Un Custer impétueux savoure n’importe quel combat, mais son agressivité imprudente caractéristique conduit à l’anéantissement de son commandement à Little Bighorn en 1876. La nouvelle de cette « dernière résistance héroïque » a incité les troupes américaines à redoubler d’efforts dans des combats qui incluaient désormais la destruction éhontée de villages entiers et même l’affamement des résistants par le massacre en gros des bisons, la nourriture de base des tribus.

À la fin de la guerre, les États-Unis « victorieux » ont découpé la réserve des Grands Sioux en reprenant d’abord les Black Hills et de larges bandes de zones tampons. Les Lakotas ont été contraints de s’installer sur des terres pour la plupart inutiles, notamment la réserve de Pine Ridge à la frontière sud du Dakota du Sud.

Pendant quelques années, les États-Unis se sont attachés à rassembler des tribus de l’Ouest comme les Navajos et les Apaches dans des réserves par des moyens aussi brutaux que les guerres des Plaines et le « nettoyage ethnique » des Amérindiens dans l’Amérique coloniale. Mais la redoutable armée allait revenir dans le Dakota du Sud.

Les Lakota avaient adopté une « danse des fantômes » spirituelle qui promettait de ressusciter leurs morts pour les aider à reprendre les terres perdues. Leurs girations frénétiques alors qu’ils portaient des chemises blanches, censées dévier les balles ennemies, inquiétaient les colons qui demandaient, et obtenaient, la protection de l’armée.

Lors d’une journée amère de décembre 1890, un contingent de cavalerie américain intercepta une bande de Lakota dansant les fantômes et tenta de confisquer les quelques armes qu’ils avaient. Un coup de feu a retenti et les soldats paniqués ont ouvert le feu de tous les côtés, tuant 150 hommes, femmes et enfants avant de pourchasser des dizaines de Lakota non armés et de les abattre à bout portant alors qu’ils se débattaient dans la neige.

Le tristement célèbre massacre de Wounded Knee (de façon incroyable, les États-Unis. l’ont appelé une « bataille » et ont décerné des médailles à ses « héros ») a été la dernière des longues campagnes violentes de l’Amérique pour soumettre les tribus indigènes sur tout le continent.

La Destinée manifeste a une longue et sinistre histoire dont certains disent qu’elle vit aujourd’hui sous le nom d' »exceptionnalisme américain ».

Trois décennies après Wounded Knee, en 1923, un agent touristique du Dakota du Sud a avancé une idée pour plusieurs grandes sculptures dans les Black Hills.
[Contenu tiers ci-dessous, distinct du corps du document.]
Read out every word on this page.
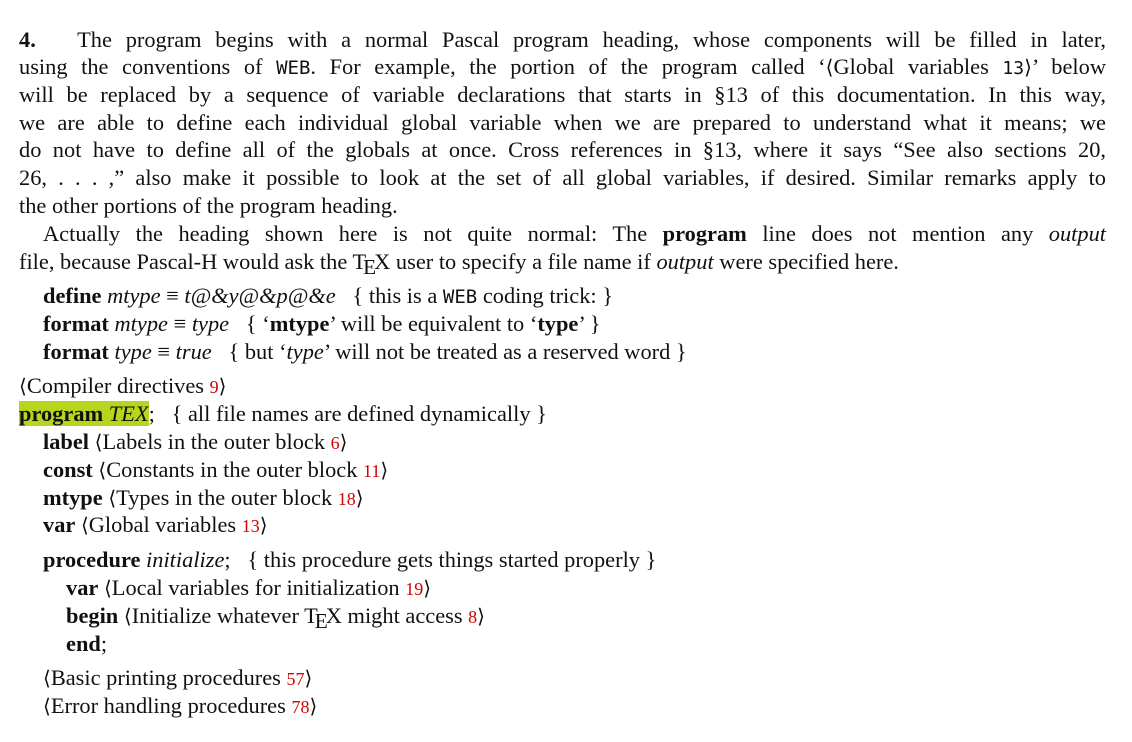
4. The program begins with a normal Pascal program heading, whose components will be filled in later,
using the conventions of WEB. For example, the portion of the program called ‘⟨Global variables 13⟩’ below
will be replaced by a sequence of variable declarations that starts in §13 of this documentation. In this way,
we are able to define each individual global variable when we are prepared to understand what it means; we
do not have to define all of the globals at once. Cross references in §13, where it says “See also sections 20,
26, . . . ,” also make it possible to look at the set of all global variables, if desired. Similar remarks apply to
the other portions of the program heading.
Actually the heading shown here is not quite normal: The program line does not mention any output
file, because Pascal-H would ask the TEX user to specify a file name if output were specified here.
define mtype ≡ t@&y@&p@&e { this is a WEB coding trick: }
format mtype ≡ type { ‘mtype’ will be equivalent to ‘type’ }
format type ≡ true { but ‘type’ will not be treated as a reserved word }
⟨Compiler directives 9⟩
program TEX; { all file names are defined dynamically }
label ⟨Labels in the outer block 6⟩
const ⟨Constants in the outer block 11⟩
mtype ⟨Types in the outer block 18⟩
var ⟨Global variables 13⟩
procedure initialize; { this procedure gets things started properly }
var ⟨Local variables for initialization 19⟩
begin ⟨Initialize whatever TEX might access 8⟩
end;
⟨Basic printing procedures 57⟩
⟨Error handling procedures 78⟩
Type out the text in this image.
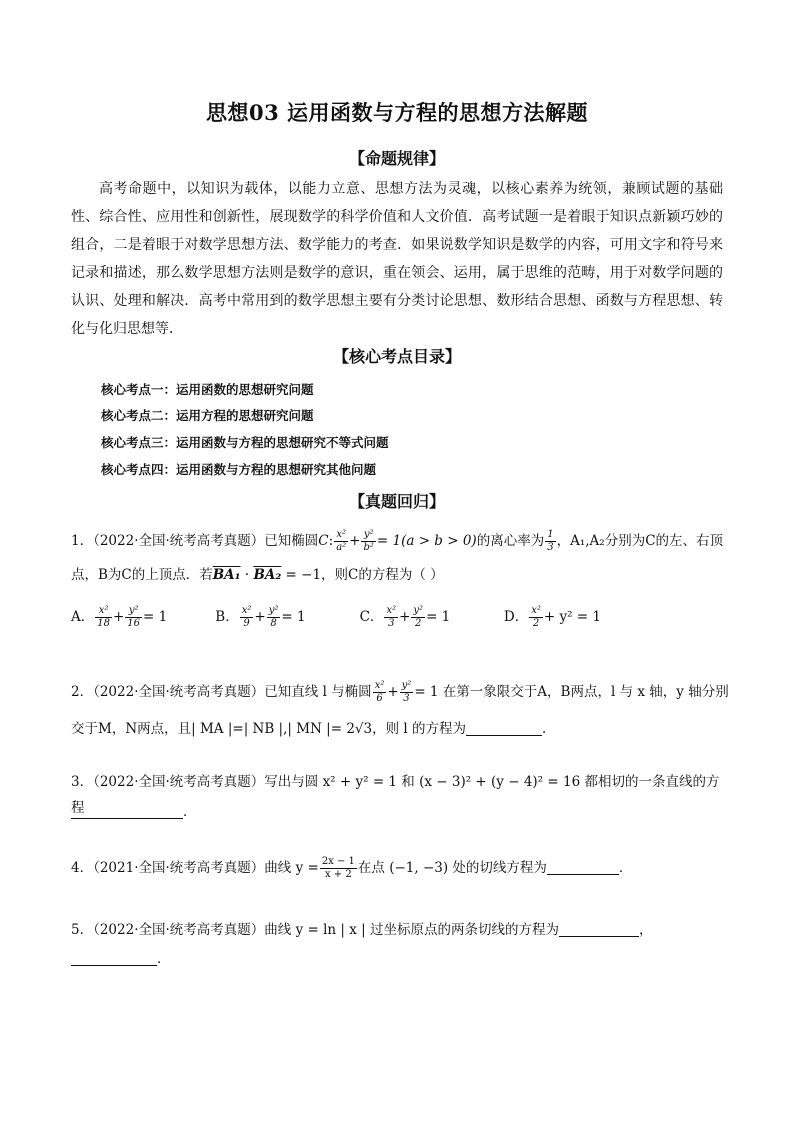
思想03 运用函数与方程的思想方法解题
【命题规律】
高考命题中，以知识为载体，以能力立意、思想方法为灵魂，以核心素养为统领，兼顾试题的基础性、综合性、应用性和创新性，展现数学的科学价值和人文价值．高考试题一是着眼于知识点新颖巧妙的组合，二是着眼于对数学思想方法、数学能力的考查．如果说数学知识是数学的内容，可用文字和符号来记录和描述，那么数学思想方法则是数学的意识，重在领会、运用，属于思维的范畴，用于对数学问题的认识、处理和解决．高考中常用到的数学思想主要有分类讨论思想、数形结合思想、函数与方程思想、转化与化归思想等．
【核心考点目录】
核心考点一：运用函数的思想研究问题
核心考点二：运用方程的思想研究问题
核心考点三：运用函数与方程的思想研究不等式问题
核心考点四：运用函数与方程的思想研究其他问题
【真题回归】
1．（2022·全国·统考高考真题）已知椭圆C: $\frac{\text{x²}}{\text{a²}} + \frac{\text{y²}}{\text{b²}} = 1(a > b > 0)$的离心率为 $\frac{1}{3}$ ，A₁,A₂分别为C的左、右顶
点，B为C的上顶点．若BA₁ · BA₂ = −1，则C的方程为（ ）
A． $\frac{\text{x²}}{18} + \frac{\text{y²}}{16} = 1$	B． $\frac{\text{x²}}{9} + \frac{\text{y²}}{8} = 1$	C． $\frac{\text{x²}}{3} + \frac{\text{y²}}{2} = 1$	D． $\frac{\text{x²}}{2} + y^2 = 1$
2．（2022·全国·统考高考真题）已知直线 l 与椭圆 $\frac{\text{x²}}{6} + \frac{\text{y²}}{3} = 1$ 在第一象限交于A，B两点，l 与 x 轴，y 轴分别
交于M，N两点，且| MA |=| NB |,| MN |= 2√3，则 l 的方程为	．
3．（2022·全国·统考高考真题）写出与圆 x² + y² = 1 和 (x − 3)² + (y − 4)² = 16 都相切的一条直线的方程	．
4．（2021·全国·统考高考真题）曲线 $y = \frac{2x - 1}{x + 2}$ 在点 (−1, −3) 处的切线方程为	．
5．（2022·全国·统考高考真题）曲线 y = ln | x | 过坐标原点的两条切线的方程为	，
．
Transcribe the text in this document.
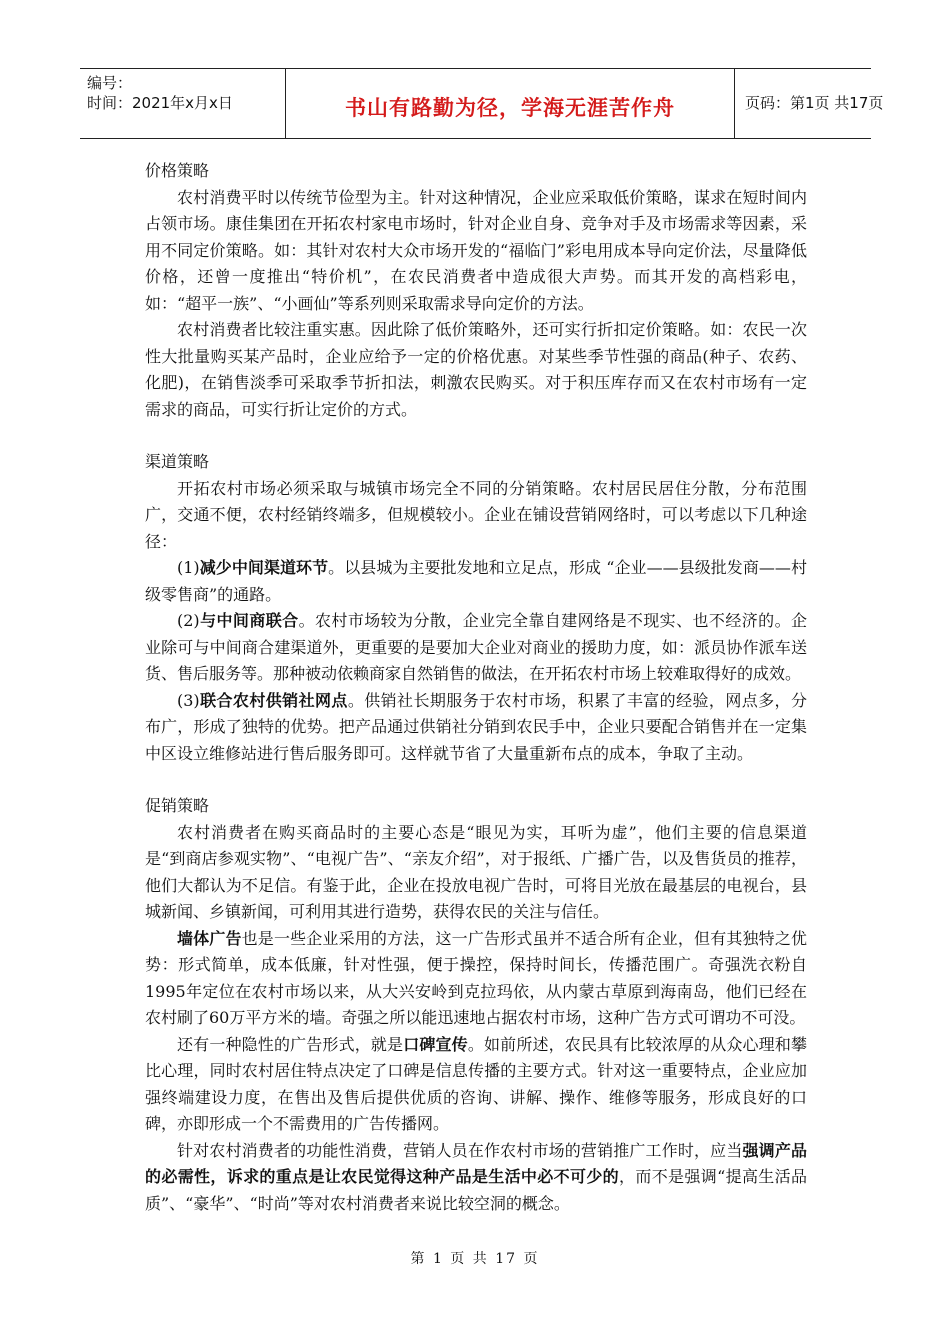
编号：
时间：2021年x月x日	书山有路勤为径，学海无涯苦作舟	页码：第1页 共17页

价格策略

农村消费平时以传统节俭型为主。针对这种情况，企业应采取低价策略，谋求在短时间内占领市场。康佳集团在开拓农村家电市场时，针对企业自身、竞争对手及市场需求等因素，采用不同定价策略。如：其针对农村大众市场开发的“福临门”彩电用成本导向定价法，尽量降低价格，还曾一度推出“特价机”，在农民消费者中造成很大声势。而其开发的高档彩电，如：“超平一族”、“小画仙”等系列则采取需求导向定价的方法。

农村消费者比较注重实惠。因此除了低价策略外，还可实行折扣定价策略。如：农民一次性大批量购买某产品时，企业应给予一定的价格优惠。对某些季节性强的商品(种子、农药、化肥)，在销售淡季可采取季节折扣法，刺激农民购买。对于积压库存而又在农村市场有一定需求的商品，可实行折让定价的方式。

渠道策略

开拓农村市场必须采取与城镇市场完全不同的分销策略。农村居民居住分散，分布范围广，交通不便，农村经销终端多，但规模较小。企业在铺设营销网络时，可以考虑以下几种途径：

(1)减少中间渠道环节。以县城为主要批发地和立足点，形成 “企业——县级批发商——村级零售商”的通路。

(2)与中间商联合。农村市场较为分散，企业完全靠自建网络是不现实、也不经济的。企业除可与中间商合建渠道外，更重要的是要加大企业对商业的援助力度，如：派员协作派车送货、售后服务等。那种被动依赖商家自然销售的做法，在开拓农村市场上较难取得好的成效。

(3)联合农村供销社网点。供销社长期服务于农村市场，积累了丰富的经验，网点多，分布广，形成了独特的优势。把产品通过供销社分销到农民手中，企业只要配合销售并在一定集中区设立维修站进行售后服务即可。这样就节省了大量重新布点的成本，争取了主动。

促销策略

农村消费者在购买商品时的主要心态是“眼见为实，耳听为虚”，他们主要的信息渠道是“到商店参观实物”、“电视广告”、“亲友介绍”，对于报纸、广播广告，以及售货员的推荐，他们大都认为不足信。有鉴于此，企业在投放电视广告时，可将目光放在最基层的电视台，县城新闻、乡镇新闻，可利用其进行造势，获得农民的关注与信任。

墙体广告也是一些企业采用的方法，这一广告形式虽并不适合所有企业，但有其独特之优势：形式简单，成本低廉，针对性强，便于操控，保持时间长，传播范围广。奇强洗衣粉自1995年定位在农村市场以来，从大兴安岭到克拉玛依，从内蒙古草原到海南岛，他们已经在农村刷了60万平方米的墙。奇强之所以能迅速地占据农村市场，这种广告方式可谓功不可没。

还有一种隐性的广告形式，就是口碑宣传。如前所述，农民具有比较浓厚的从众心理和攀比心理，同时农村居住特点决定了口碑是信息传播的主要方式。针对这一重要特点，企业应加强终端建设力度，在售出及售后提供优质的咨询、讲解、操作、维修等服务，形成良好的口碑，亦即形成一个不需费用的广告传播网。

针对农村消费者的功能性消费，营销人员在作农村市场的营销推广工作时，应当强调产品的必需性，诉求的重点是让农民觉得这种产品是生活中必不可少的，而不是强调“提高生活品质”、“豪华”、“时尚”等对农村消费者来说比较空洞的概念。

第 1 页 共 17 页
Il s’est assuré le soutien du célèbre Gutzon Borglum, dont le travail le plus récent avait été de sculpter Stone Mountain, en Géorgie, un grand site de rassemblement pour un groupe suprémaciste blanc auquel Borglum appartenait, le Ku Klux Klan.

Borglum a embrassé l’idée, mais il voulait faire grand. Plutôt que de sculpter des héros de l’Ouest, y compris Red Cloud, comme proposé, Borglum a prévalu avec un plan d’auto-promotion pour faire des bustes de présidents américains populaires. La fabrication du Mont Rushmore tel que nous le connaissons aujourd’hui a commencé en 1927 et s’est poursuivie pendant 14 ans.

Si vous y allez, il y a beaucoup à voir dans les Black Hills : Devils Tower, la sculpture en cours du héros Lakota Crazy Horse, de magnifiques parcs avec des bisons en liberté, et l’historique Deadwood. Cela vaut la peine de faire un détour par les Badlands, et peut-être de s’arrêter au Wall Drug, qui a commencé par offrir de l’eau glacée gratuite aux voyageurs surchauffés en route vers… où d’autre ?

Au Mont Rushmore, vous apprendrez peut-être que les sculptures sont disposées pour une exposition maximale au soleil, elle-même une ironie cruelle : les visages des quatre présidents (conquérants blancs) regardent vers le sud-est en direction d’une réserve abritant des Lakota vaincus, qui vivent pour la plupart des vies oubliées et appauvries à l’ombre de leurs Paha Sapa sacrés qui, légalement, leur appartiennent toujours.

Dans cette ombre sombre se trouve Wounded Knee.

Ron Way, d’Edina, est un ancien fonctionnaire du département de l’Intérieur des États-Unis et de son service des parcs nationaux.